Мелкими шагами Луи прошел по мостику. У него кружилась голова, он боялся споткнуться и упасть в воду. Экстон сделал свое дело! Конец. Все было кончено!
Когда «паломник» проходил мимо капитана, тот протянул ему бурдюк с вином.
— Хлебни-ка, приятель! За смерть Ричарда из Бордо!
— Спасибо. Я дал обет воздержания на время странствия. Луи забился в самый угол палубы и свернулся калачиком.
Немедля отдали швартовы, и корабль вышел в открытое море. Луи слышал, как смеялись и пели моряки; он же дожидался ночи.
Он ждал ночи лишь по одной причине, совсем простой: ему хотелось выплакаться. С самого детства с ним такого не случалось.
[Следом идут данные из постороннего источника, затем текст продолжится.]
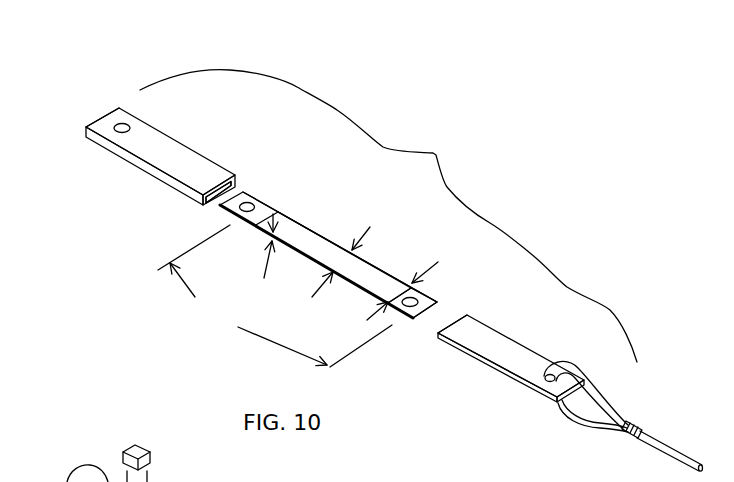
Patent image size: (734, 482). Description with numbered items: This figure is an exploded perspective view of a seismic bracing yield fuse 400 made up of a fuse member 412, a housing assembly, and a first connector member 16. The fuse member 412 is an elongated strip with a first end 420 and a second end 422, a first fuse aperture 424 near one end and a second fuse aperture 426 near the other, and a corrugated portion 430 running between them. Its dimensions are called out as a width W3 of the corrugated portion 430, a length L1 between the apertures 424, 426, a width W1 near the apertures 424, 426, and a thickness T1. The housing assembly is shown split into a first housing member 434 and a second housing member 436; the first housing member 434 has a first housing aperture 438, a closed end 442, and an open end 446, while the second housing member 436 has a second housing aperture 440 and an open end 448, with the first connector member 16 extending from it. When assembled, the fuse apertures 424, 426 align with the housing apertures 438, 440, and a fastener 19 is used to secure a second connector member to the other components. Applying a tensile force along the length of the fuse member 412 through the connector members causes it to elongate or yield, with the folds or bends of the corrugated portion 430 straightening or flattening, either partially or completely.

The seismic bracing yield fuse 400 is at (388, 216).
The first housing member 434 is at (143, 170).
The closed end 442 is at (92, 120).
The first housing aperture 438 is at (118, 131).
The open end 446 is at (228, 186).
The first end 420 is at (262, 200).
The first fuse aperture 424 is at (247, 200).
The corrugated portion 430 is at (316, 234).
The fuse member 412 is at (394, 252).
The second fuse aperture 426 is at (424, 295).
The second end 422 is at (436, 301).
The width near the apertures W1 is at (418, 276).
The width of the corrugated portion W3 is at (328, 280).
The thickness T1 is at (262, 258).
The length between the apertures L1 is at (275, 296).
The second housing member 436 is at (512, 386).
The open end 448 is at (443, 360).
The second housing aperture 440 is at (544, 375).
The first connector member 16 is at (660, 443).
The fastener 19 is at (151, 473).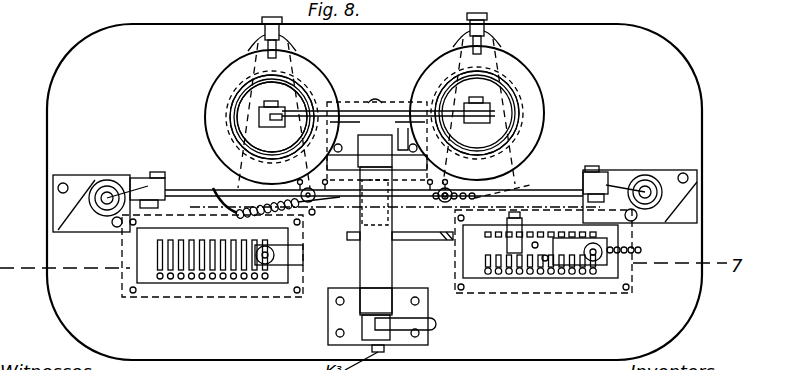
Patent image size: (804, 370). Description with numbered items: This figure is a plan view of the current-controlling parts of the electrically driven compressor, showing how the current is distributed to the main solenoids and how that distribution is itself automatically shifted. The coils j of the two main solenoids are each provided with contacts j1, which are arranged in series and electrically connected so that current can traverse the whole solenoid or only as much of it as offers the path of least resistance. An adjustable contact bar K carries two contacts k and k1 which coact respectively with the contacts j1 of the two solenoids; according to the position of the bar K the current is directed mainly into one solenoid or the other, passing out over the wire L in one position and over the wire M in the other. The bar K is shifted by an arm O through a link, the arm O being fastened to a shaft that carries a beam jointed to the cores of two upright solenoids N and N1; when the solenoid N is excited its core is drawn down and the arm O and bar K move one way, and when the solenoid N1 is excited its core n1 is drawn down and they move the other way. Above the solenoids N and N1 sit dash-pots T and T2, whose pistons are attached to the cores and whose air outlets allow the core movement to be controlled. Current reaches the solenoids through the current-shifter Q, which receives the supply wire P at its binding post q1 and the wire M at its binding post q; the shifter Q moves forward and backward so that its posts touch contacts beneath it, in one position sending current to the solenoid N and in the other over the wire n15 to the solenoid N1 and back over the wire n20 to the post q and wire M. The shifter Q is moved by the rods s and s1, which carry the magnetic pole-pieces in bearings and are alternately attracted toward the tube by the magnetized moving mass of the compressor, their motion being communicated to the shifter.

The dash-pot T is at (272, 102).
The dash-pot T2 is at (473, 98).
The upright solenoid N is at (272, 117).
The upright solenoid N1 is at (477, 113).
The wire n15 is at (369, 125).
The wire n20 is at (377, 141).
The core n1 is at (405, 139).
The arm O is at (388, 240).
The adjustable contact bar K is at (343, 258).
The rod s is at (107, 180).
The rod s1 is at (645, 176).
The coil j is at (210, 318).
The contact j1 is at (520, 276).
The contact k is at (303, 262).
The contact k1 is at (600, 262).
The wire M is at (268, 197).
The binding post q is at (300, 194).
The current-shifter Q is at (309, 221).
The binding post q1 is at (440, 222).
The wire P is at (487, 184).
The wire L is at (642, 249).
Находясь в монастыре, Луи страдал всей душой, но даже и там ни разу не заплакал. И вот теперь, навсегда покидая Англию, он чувствовал, что сдерживаться больше не в силах…
Постепенно темнело. Когда море стало совсем черным, на водной поверхности возникли два женских лица. Первым было лицо Маргариты, она улыбалась ему, нежная и сияющая, как тогда, в Лондоне, в минуты близости. Вторым было лицо маленькой девочки, по-взрослому морщившей лобик: Изабелла, десятилетняя вдова, которая верила, что когда-нибудь станет знатной дамой… Несколько мгновений эти два лица сияли среди звезд, а потом постепенно исчезли. И тогда Луи Молчаливый беззвучно заплакал.